Mais Ziggler, à l'aide des cordes notamment, réussit à ralentir le rythme. Christian se retrouve projeté à l'extérieur par un surpassement impressionnant de Dolphy, qui semble dominer cette rencontre. Mais l’ex-boss de l’ECW est vaillant, résistant, et les multiples attaques de Dolph sont insuffisantes. Mieux, Christian est très expérimenté. Une esquive lui permet de placer son coup de pied pendulaire.
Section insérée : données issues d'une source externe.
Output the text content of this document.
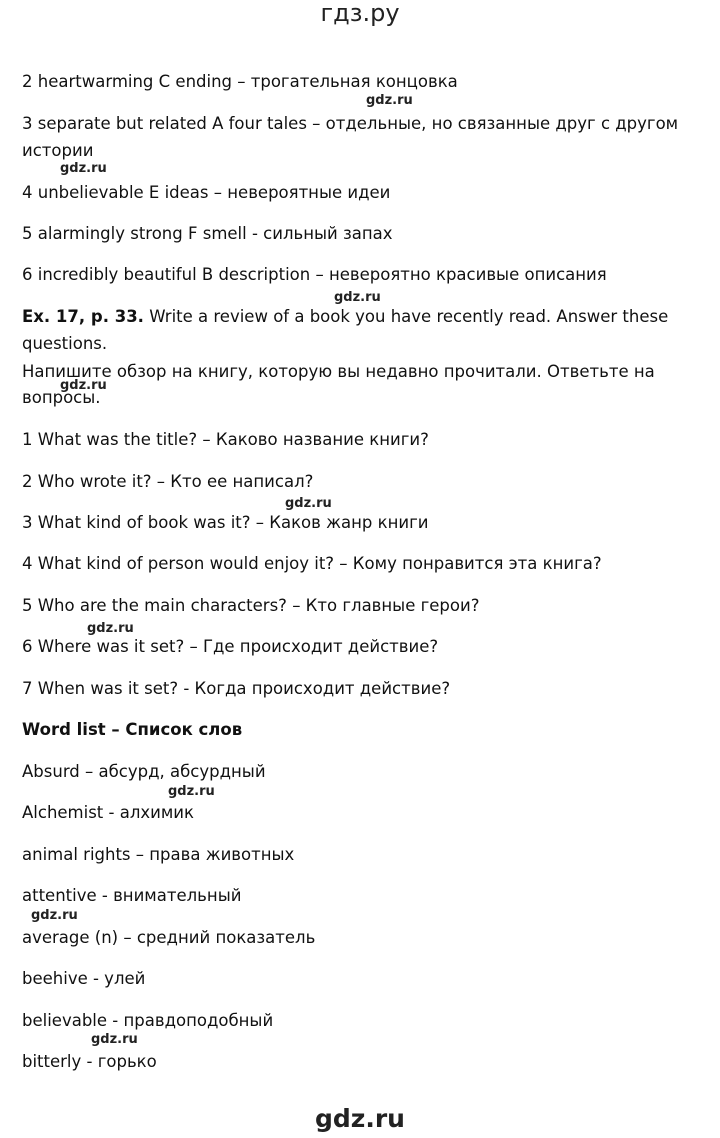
гдз.ру
2 heartwarming C ending – трогательная концовка
3 separate but related A four tales – отдельные, но связанные друг с другом
истории
4 unbelievable E ideas – невероятные идеи
5 alarmingly strong F smell - сильный запах
6 incredibly beautiful B description – невероятно красивые описания
Ex. 17, p. 33. Write a review of a book you have recently read. Answer these
questions.
Напишите обзор на книгу, которую вы недавно прочитали. Ответьте на
вопросы.
1 What was the title? – Каково название книги?
2 Who wrote it? – Кто ее написал?
3 What kind of book was it? – Каков жанр книги
4 What kind of person would enjoy it? – Кому понравится эта книга?
5 Who are the main characters? – Кто главные герои?
6 Where was it set? – Где происходит действие?
7 When was it set? - Когда происходит действие?
Word list – Список слов
Absurd – абсурд, абсурдный
Alchemist - алхимик
animal rights – права животных
attentive - внимательный
average (n) – средний показатель
beehive - улей
believable - правдоподобный
bitterly - горько
gdz.ru
gdz.ru
gdz.ru
gdz.ru
gdz.ru
gdz.ru
gdz.ru
gdz.ru
gdz.ru
gdz.ru
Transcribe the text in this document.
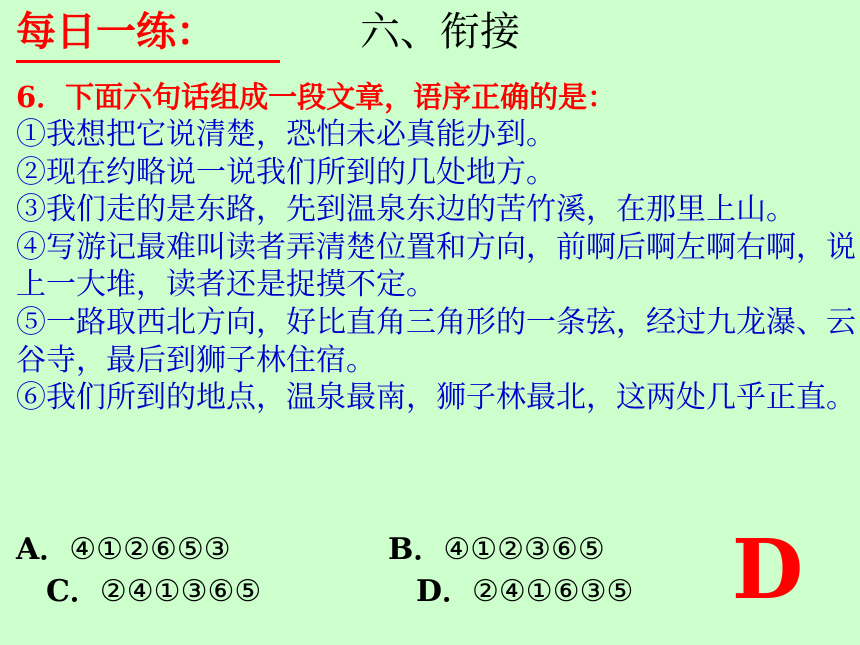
每日一练：	六、衔接
6．下面六句话组成一段文章，语序正确的是：
①我想把它说清楚，恐怕未必真能办到。
②现在约略说一说我们所到的几处地方。
③我们走的是东路，先到温泉东边的苦竹溪，在那里上山。
④写游记最难叫读者弄清楚位置和方向，前啊后啊左啊右啊，说上一大堆，读者还是捉摸不定。
⑤一路取西北方向，好比直角三角形的一条弦，经过九龙瀑、云谷寺，最后到狮子林住宿。
⑥我们所到的地点，温泉最南，狮子林最北，这两处几乎正直。
A．④①②⑥⑤③	B．④①②③⑥⑤
C．②④①③⑥⑤	D．②④①⑥③⑤ D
Flapjack, Missile Dropkick, la fin est clairement proche, mais on est pas à l'abri d'une surprise, notamment parce que Dolph revient avec une tentative de souplesse, esquivée, puis avec une Sleeper Hold.

 

 Christian se débat et réussit à se dégager avec un brise-nuque. La fin est indécise, les deux hommes enchaînent les contres, parfois involontaires, comme lorsque Christian tenait les cordes pour y grimper, et empêche ainsi Dolph de placer son Zig-Zag. Il n'en fallait pas plus à Christian pour avoir l'ouverture pour son Killswitch. 1,2,3, encore une victoire de Christian, qui a une grosse streak à Superstars. Faudrait l'exporter en weekly.

 

En tout cas, deux épisodes assez inégaux, mais quelques beaux combats. Voilà qui donne envie, si le Dieu du catch le veut, de revenir jeudi prochain, en tout cas moi je serai au rendez-vous de Superstars…

 

 

Because I'm Arthemiz, and…

 

 

Une semaine de retard et voilà comment le CDC universe me conspue. C'est vraiment trop injuste.